La costruzione casistica del sistema mediante regole prudenziali ha trovato espressione nella tecnica d’astrazione dei responsi propria della giurisprudenza romana classica. Ora c’è il discorso sul D.50.17.1 di Paolo già visto al VI capitolo per spiegare il procedimento di formazione della “regola casistica” e la sua “funzione”.

Le “massime” sui cui spesso si fonda la giurisprudenza di civil sono il risultato di un procedimento di semplificazione condotto da un 3° (talvolta inesperto) che identifica il principio giuridico usato con la norma del caso enunciata nel dispositivo della sentenza (senza tener conto della struttura specifica dei fatti cui si riferisce la decisione): tutto ciò comporta l’utilizzazione meccanica di un principio (spesso addirittura contrastante con la vera ratio decidendi del caso deciso) che porta a replicare soluzioni in casi apparentemente analoghi ma in realtà del tutto differentemente qualificati.

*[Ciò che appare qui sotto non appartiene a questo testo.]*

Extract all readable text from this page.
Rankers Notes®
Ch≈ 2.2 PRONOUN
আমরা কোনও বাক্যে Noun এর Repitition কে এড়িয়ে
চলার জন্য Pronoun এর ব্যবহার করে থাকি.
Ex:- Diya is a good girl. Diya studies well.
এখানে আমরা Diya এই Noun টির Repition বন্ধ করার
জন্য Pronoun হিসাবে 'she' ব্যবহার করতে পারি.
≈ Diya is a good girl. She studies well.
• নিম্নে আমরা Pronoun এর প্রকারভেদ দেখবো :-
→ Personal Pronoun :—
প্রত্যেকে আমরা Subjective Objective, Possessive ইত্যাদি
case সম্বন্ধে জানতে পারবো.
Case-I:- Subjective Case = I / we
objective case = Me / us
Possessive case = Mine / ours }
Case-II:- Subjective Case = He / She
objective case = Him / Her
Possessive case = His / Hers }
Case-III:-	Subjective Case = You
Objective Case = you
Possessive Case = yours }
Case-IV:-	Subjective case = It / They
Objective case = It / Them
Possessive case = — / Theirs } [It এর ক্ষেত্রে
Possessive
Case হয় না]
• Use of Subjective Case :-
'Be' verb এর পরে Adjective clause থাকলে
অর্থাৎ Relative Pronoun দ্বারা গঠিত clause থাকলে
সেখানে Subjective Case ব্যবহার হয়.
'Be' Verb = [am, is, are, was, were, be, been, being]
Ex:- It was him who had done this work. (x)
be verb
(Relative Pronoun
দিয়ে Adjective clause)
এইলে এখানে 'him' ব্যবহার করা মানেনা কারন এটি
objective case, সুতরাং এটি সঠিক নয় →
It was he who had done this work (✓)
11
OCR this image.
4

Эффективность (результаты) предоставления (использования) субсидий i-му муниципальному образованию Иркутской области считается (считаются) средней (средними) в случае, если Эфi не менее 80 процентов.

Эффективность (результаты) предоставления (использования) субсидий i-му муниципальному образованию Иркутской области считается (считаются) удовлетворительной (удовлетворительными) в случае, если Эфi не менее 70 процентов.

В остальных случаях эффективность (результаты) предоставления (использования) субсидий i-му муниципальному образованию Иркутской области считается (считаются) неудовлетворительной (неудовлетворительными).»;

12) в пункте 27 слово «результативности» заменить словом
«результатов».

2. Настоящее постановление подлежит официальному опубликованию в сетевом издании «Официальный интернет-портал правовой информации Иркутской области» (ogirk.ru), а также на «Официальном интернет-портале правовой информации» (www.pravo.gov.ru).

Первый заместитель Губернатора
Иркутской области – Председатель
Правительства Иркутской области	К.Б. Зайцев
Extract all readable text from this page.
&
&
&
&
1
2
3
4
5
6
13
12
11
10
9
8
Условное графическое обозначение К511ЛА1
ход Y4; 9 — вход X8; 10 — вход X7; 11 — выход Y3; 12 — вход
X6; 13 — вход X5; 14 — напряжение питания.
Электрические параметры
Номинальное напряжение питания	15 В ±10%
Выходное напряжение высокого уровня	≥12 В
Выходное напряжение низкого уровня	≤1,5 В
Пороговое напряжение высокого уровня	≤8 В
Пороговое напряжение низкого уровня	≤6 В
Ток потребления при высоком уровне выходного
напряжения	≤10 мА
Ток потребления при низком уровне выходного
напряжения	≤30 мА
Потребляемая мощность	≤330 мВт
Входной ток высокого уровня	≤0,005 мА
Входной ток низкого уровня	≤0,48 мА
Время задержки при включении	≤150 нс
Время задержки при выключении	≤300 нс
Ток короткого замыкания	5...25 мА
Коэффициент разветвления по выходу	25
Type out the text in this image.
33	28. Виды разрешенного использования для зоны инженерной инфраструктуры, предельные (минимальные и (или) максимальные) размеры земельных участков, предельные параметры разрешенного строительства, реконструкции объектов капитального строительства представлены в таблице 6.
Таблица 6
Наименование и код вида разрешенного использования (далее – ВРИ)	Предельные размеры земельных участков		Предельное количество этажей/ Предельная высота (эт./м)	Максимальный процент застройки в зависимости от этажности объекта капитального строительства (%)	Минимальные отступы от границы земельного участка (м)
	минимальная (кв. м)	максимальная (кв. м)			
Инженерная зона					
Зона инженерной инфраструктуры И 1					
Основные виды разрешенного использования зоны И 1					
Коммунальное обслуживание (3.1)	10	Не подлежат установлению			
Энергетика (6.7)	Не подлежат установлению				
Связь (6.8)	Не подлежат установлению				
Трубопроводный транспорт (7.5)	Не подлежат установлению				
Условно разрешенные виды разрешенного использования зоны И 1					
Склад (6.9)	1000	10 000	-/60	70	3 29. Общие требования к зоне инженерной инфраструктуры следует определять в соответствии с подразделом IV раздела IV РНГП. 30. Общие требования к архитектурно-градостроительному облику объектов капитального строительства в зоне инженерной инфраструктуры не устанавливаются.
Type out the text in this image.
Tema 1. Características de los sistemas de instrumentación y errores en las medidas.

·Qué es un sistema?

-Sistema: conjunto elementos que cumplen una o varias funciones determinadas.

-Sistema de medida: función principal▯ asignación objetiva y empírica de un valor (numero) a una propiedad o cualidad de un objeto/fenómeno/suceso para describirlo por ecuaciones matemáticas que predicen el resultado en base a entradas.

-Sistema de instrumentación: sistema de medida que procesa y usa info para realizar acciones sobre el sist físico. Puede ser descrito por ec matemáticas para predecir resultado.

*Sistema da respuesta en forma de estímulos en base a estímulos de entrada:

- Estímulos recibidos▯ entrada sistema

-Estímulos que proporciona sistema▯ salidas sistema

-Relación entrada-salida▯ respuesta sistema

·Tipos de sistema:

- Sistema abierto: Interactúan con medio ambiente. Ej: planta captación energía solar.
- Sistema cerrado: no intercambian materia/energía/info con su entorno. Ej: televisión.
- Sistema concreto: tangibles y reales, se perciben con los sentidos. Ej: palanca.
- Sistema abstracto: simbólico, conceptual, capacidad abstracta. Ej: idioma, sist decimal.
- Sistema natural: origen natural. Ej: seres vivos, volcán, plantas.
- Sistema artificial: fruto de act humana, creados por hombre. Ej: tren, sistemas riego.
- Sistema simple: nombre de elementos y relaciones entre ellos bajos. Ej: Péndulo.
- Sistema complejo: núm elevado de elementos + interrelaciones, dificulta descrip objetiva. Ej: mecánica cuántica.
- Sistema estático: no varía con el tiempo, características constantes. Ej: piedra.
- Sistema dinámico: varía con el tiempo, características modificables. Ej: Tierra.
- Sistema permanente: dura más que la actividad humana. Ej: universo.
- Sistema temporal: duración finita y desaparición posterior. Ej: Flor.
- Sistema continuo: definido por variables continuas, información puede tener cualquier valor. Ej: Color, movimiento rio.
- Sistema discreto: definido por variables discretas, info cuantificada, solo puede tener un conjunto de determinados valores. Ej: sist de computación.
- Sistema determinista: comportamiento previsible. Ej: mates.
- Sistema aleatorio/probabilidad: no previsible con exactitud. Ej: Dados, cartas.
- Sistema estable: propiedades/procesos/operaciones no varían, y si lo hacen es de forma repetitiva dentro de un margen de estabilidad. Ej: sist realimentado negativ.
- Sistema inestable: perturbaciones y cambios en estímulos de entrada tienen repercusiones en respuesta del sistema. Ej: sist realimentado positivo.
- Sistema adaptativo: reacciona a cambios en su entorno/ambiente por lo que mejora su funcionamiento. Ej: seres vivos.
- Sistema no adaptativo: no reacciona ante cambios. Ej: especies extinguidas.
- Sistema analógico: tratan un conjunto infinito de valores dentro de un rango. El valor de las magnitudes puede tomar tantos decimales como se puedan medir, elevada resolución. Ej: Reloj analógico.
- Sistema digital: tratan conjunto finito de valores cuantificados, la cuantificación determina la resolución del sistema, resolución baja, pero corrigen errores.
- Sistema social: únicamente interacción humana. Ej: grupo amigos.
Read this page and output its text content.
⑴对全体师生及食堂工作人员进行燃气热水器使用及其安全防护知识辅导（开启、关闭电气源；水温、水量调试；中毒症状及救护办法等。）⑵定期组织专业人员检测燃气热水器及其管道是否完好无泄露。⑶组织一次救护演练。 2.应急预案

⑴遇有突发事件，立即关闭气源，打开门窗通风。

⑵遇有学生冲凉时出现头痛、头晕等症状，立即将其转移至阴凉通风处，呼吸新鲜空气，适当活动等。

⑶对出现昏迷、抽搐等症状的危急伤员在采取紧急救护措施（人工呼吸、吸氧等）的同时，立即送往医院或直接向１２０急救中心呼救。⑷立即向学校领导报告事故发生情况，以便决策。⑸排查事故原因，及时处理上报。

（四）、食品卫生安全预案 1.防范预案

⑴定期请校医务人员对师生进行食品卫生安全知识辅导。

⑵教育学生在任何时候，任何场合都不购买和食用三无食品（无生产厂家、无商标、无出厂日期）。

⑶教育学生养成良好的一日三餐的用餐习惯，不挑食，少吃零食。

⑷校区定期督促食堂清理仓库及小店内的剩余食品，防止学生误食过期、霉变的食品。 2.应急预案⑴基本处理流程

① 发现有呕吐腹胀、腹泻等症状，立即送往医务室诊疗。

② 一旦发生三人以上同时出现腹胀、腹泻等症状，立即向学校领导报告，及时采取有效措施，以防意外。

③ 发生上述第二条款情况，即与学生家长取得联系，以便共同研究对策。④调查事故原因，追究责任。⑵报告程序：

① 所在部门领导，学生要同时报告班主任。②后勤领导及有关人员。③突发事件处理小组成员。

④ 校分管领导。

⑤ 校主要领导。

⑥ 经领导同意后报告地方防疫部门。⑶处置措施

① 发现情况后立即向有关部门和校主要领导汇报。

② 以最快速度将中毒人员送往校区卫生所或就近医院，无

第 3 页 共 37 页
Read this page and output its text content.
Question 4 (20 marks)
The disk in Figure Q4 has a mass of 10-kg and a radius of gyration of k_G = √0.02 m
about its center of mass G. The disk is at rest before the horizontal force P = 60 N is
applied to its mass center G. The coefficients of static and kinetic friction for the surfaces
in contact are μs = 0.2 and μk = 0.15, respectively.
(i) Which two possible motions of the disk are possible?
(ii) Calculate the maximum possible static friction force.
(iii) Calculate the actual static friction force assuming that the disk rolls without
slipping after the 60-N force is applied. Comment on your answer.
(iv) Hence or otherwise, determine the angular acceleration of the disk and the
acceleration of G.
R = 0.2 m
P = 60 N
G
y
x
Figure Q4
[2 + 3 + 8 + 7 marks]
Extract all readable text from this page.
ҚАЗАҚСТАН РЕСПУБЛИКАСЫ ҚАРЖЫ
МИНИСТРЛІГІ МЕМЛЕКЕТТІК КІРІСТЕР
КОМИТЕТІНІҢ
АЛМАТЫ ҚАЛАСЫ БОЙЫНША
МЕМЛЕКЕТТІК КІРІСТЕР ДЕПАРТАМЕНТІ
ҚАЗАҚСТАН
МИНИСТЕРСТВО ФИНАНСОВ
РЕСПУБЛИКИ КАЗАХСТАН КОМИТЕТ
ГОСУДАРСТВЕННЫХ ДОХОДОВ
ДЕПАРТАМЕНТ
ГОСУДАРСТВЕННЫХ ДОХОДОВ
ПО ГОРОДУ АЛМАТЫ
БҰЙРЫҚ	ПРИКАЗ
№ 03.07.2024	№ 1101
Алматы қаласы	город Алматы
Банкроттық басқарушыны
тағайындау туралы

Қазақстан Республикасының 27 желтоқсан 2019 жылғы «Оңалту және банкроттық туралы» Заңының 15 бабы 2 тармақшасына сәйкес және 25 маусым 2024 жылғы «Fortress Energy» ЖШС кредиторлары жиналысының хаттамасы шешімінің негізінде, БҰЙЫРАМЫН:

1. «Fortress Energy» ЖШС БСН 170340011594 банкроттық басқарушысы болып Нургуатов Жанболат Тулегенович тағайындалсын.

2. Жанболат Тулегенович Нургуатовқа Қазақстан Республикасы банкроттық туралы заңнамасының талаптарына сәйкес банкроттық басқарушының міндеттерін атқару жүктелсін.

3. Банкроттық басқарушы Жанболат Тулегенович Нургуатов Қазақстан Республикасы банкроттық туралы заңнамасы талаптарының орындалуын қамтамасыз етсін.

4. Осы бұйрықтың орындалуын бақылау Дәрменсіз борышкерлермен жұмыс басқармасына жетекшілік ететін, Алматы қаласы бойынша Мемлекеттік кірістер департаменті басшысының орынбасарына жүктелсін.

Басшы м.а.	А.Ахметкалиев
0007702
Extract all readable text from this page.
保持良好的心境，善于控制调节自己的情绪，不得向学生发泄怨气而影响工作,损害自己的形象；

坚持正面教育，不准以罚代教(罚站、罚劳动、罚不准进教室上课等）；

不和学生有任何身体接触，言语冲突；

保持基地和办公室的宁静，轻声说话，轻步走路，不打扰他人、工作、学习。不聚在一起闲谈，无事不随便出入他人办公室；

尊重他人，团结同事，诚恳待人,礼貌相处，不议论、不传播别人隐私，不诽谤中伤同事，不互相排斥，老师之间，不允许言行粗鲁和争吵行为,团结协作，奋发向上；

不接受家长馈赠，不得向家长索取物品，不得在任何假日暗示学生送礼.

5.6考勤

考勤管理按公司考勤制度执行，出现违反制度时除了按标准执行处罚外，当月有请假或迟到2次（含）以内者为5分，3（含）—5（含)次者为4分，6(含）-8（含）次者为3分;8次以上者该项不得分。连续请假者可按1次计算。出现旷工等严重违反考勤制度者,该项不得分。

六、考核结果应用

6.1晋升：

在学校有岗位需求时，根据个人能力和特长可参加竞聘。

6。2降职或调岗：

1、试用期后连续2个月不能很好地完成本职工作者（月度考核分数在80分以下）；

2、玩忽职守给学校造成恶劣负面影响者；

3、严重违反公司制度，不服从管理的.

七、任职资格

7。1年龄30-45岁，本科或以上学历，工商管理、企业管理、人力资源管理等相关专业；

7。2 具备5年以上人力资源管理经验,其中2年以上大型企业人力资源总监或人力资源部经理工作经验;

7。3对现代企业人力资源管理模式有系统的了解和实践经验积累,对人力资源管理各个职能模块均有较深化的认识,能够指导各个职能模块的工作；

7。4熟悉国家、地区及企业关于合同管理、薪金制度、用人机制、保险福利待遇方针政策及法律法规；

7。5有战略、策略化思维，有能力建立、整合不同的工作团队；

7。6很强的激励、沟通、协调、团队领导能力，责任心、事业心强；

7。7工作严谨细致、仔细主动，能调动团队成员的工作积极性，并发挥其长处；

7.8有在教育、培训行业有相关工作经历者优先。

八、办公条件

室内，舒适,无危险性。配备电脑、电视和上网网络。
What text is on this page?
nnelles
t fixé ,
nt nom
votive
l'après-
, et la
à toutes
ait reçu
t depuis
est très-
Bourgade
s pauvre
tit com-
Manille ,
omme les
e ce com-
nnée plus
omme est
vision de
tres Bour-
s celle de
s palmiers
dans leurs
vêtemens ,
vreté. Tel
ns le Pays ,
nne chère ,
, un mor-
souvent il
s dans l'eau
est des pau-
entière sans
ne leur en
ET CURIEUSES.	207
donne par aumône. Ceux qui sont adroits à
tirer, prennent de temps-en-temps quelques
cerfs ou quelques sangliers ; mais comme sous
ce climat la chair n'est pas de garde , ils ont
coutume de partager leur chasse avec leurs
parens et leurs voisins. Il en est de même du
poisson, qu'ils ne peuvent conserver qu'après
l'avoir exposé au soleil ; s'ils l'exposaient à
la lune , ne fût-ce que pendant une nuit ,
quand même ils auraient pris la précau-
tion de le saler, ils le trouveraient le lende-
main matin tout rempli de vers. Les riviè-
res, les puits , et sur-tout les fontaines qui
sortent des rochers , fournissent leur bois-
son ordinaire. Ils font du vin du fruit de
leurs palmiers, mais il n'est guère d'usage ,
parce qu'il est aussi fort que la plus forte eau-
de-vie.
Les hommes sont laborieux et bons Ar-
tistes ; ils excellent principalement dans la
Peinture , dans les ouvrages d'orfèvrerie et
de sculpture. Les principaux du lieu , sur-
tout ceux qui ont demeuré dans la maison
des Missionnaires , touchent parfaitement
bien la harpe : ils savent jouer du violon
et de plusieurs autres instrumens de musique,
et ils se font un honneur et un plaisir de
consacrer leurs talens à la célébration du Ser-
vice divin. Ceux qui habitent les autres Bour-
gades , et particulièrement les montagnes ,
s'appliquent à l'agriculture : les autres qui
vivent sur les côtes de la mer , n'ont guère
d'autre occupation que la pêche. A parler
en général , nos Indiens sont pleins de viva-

Il fatto è che sembra estranea alla formazione del giurista continentale la tecnica di utilizzazione razionale delle soluzioni precedenti intese nel loro carattere essenziale di collegamento del diritto al caso concreto; come è noto ai giuristi di common, in un sistema in cui l’ “interpretazione giudiziale” operi veramente come fonte, è il principio giuridico sottostante che applicato ai fatti ha determinato quella certa soluzione a far si che questa divenga fonte. L’individuazione della ratio decidendi è poi anche un’operazione euristica di tipo induttivo in quanto il principio giuridico va estratto dal rapporto tra decisione e fatti concreti selezionati come qualificanti ai fini della decisione o chiamata a usare il precedente e solo compiuta questa operazione si potrà applicare il principio di diritto alla nuova fattispecie.La Corte è chiamata a stabilire se i fatti caratterizzanti la nuova fattispecie sono analoghi ai fatti caratterizzanti i fatti già decisi e solo se i fatti sono ritenuti analoghi la precedente sentenza costituirà precedente vincolante.